Il portello si aprì subito. Sgusciò fuori attraverso l’apertura e si chiuse il portello alle spalle. C’era una serratura esterna, e la sistemò in maniera tale che il portello non potesse venir più aperto dall’interno della cassa. Poi si mosse lungo la fila degli altri portelli, e chiuse ognuno di essi nella stessa maniera. Allora, e soltanto allora, si sentì per la prima volta al sicuro.

Si guardò intorno. Stava fluttuando in un lungo corridoio curvo, illuminato dalla luce fioca dei tubi gialli che correvano paralleli alle pareti, e molto lontano, in distanza, poteva udire un sibilo e un sordo borbottio. Andò in quella direzione.

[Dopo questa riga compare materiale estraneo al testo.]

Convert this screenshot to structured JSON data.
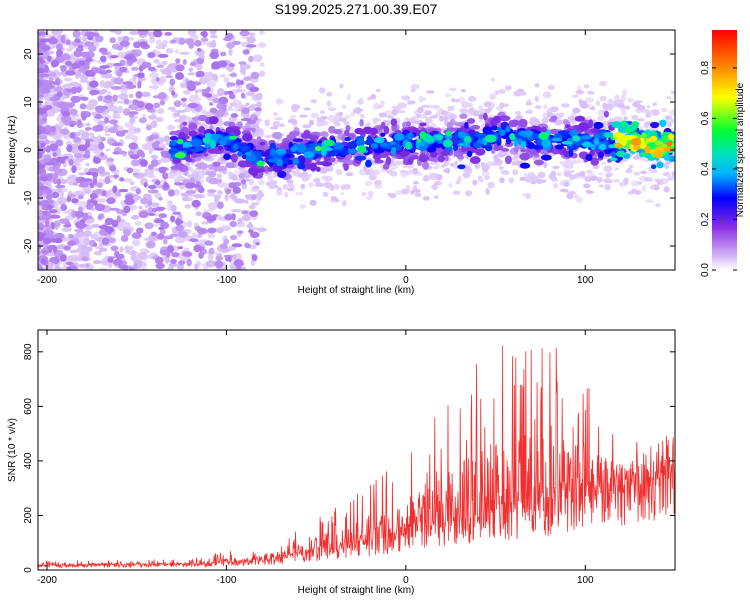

Quando il corridoio girò, si trovò in una stanza quadrata, con una delle pareti del tutto trasparente. Rimase là a lungo, sopraffatto dalla vista dell’universo fuori della nave. La debole foschia luminosa dell’S-Spazio era scomparsa. Invece stava fissando uno scintillante mare di stelle, brillanti come potevano apparire soltanto nello spazio aperto, le vecchie costellazioni familiari erano tutte là, proprio come gli erano apparse dall’orbita intorno a Pentecoste. Gli dettero una bizzarra, rassicurante sensazione. Era ancora vivo, ed era tornato in un universo che lui, forse, comprendeva.